Not long ago I had never heard of Colorado's Manitou Incline. Back in April 2018, this hike was on the news every single day. With that in mind, I thought it best to check it out. With the Labor Day weekend close at hand, you should too.

Seriously, this hike was on the news every day in April. It went viral on Facebook with people calling it "Colorado's Craziest Climb." A few days later, a double amputee, Mandy Horvath, made national news after completing the climb.

Since that time I've become something of a fan of Mandy Horvath. I've followed her adventures via YouTube and other social media outlets. Mandy's example is giving me the urge to climb it again over the Labor Day weekend.

I think of myself as a hiking enthusiast. No one would consider me a hiking pro, and certainly not a mountain climber. At the end of the day, a fun, and yes, challenging, hike is something I look forward to. When it was all said and done, Manitou Incline raised the bar a little and gave me a new perspective on hikes. I picked up a few pointers along the way, and it's improved all of my hikes since.

This was far more challenging than I thought. Based on various videos, I assumed this hike to be roughly comparable to climbing Western Colorado's Mt. Garfield. Guess again. I would say this hike is at least twice the difficulty of Mt. Garfield. Since completing Manitou Incline, Mt. Garfield now feels like a breeze.

There is a mid-way point where you can bail out and walk a winding trail back to the bottom. I had already passed this point when considering the idea of giving up. To turn back, though, would mean heading down a few hundred steps, and then catching the trail down. A nice lady assured me it wouldn't be much more difficult to keep going.

Here's a look at one of the most wonderful things you'll ever see - the last few steps of the Manitou Incline. Do you hear that puffing and panting in the background. That's me.
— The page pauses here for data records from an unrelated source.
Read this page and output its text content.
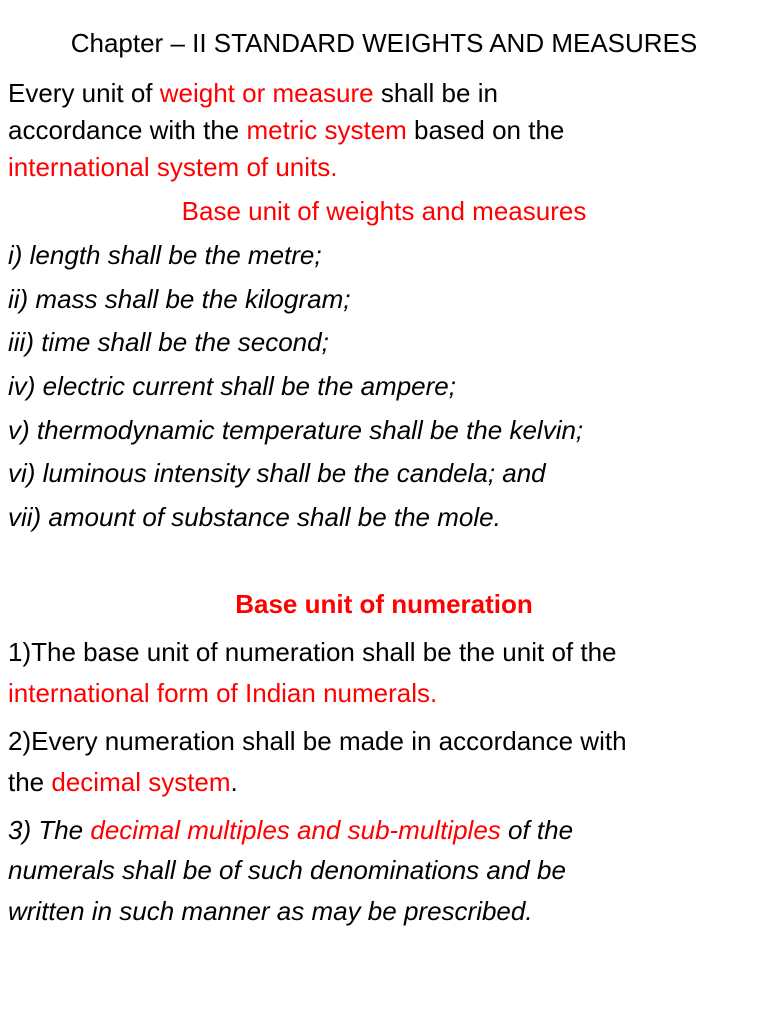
Chapter – II STANDARD WEIGHTS AND MEASURES
Every unit of weight or measure shall be in
accordance with the metric system based on the
international system of units.
Base unit of weights and measures
i) length shall be the metre;
ii) mass shall be the kilogram;
iii) time shall be the second;
iv) electric current shall be the ampere;
v) thermodynamic temperature shall be the kelvin;
vi) luminous intensity shall be the candela; and
vii) amount of substance shall be the mole.
Base unit of numeration
1)The base unit of numeration shall be the unit of the
international form of Indian numerals.
2)Every numeration shall be made in accordance with
the decimal system.
3) The decimal multiples and sub-multiples of the
numerals shall be of such denominations and be
written in such manner as may be prescribed.
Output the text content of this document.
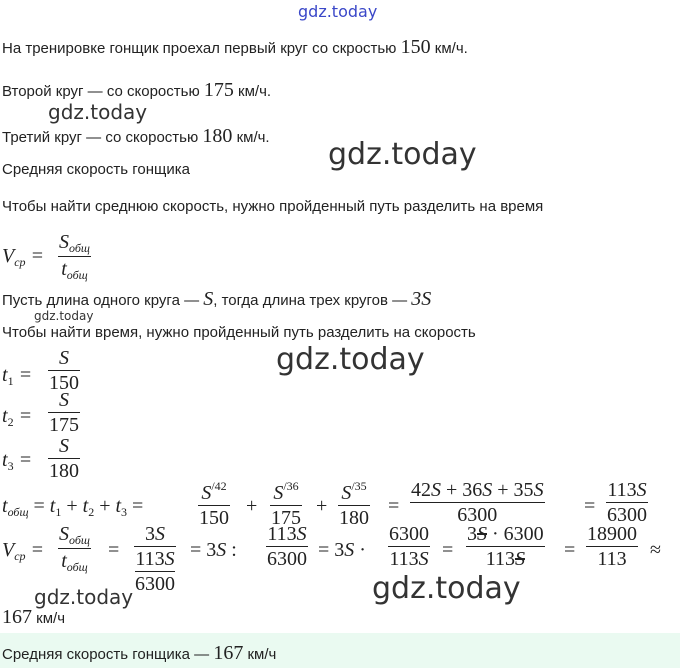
gdz.today
gdz.today
gdz.today
gdz.today
gdz.today
gdz.today	gdz.today
На тренировке гонщик проехал первый круг со скростью 150 км/ч.
Второй круг — со скоростью 175 км/ч.
Третий круг — со скоростью 180 км/ч.
Средняя скорость гонщика
Чтобы найти среднюю скорость, нужно пройденный путь разделить на время
$V_{cp}$ =
$S_{общ}$
$t_{общ}$
Пусть длина одного круга — S, тогда длина трех кругов — 3S
Чтобы найти время, нужно пройденный путь разделить на скорость
$t_1$ =
S
150
$t_2$ =
S
175
$t_3$ =
S
180
$t_{общ} = t_1 + t_2 + t_3$ =
$S^{/42}$
150
+
$S^{/36}$
175
+
$S^{/35}$
180
=
42S + 36S + 35S
6300	=
113S
6300
$V_{cp}$ =
$S_{общ}$
$t_{общ}$
=
3S
113S
6300
= 3S :
113S
6300 = 3S ·
6300
113S =
3S · 6300
113S =
18900
113 ≈
167 км/ч
Средняя скорость гонщика — 167 км/ч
From the bottom to the top, total hiking time came to a little less than two hours. To get down via the more civil and far more gradual trail, about forty-five minutes.

How do you find it? Make your way to Manitou Springs, just outside of Colorado Springs. The trailhead is at 7 Hydro Street. There are parking areas nearby, but they cost money, and some require reservations. The best options for parking are parking at the free lot near Memorial Park and taking the free shuttle, or parking at the Iron Springs Chateau Melodrama. Iron Springs Chateau Melodrama will cost you $10 during peak season, and $5 in the off season. I've never had to park before (since I had someone drop me off) so I can't officially recommend the best option.

I say again, this was harder than I expected. It was a busy day on the trail. Originally, I was a skeptic about reports of 1,000-plus people hiking this trail daily. It would be safe to say at least a thousand people were on the trail just during the two-hour window I spent there.

Make this trail a priority on your to-do list. The Labor Day weekend would be the perfect opportunity. From what I hear, there is road construction underway in the area near the climb's trailhead. You may have to hike a little just to get to the hike.  Give it a shot, you'll be glad you did.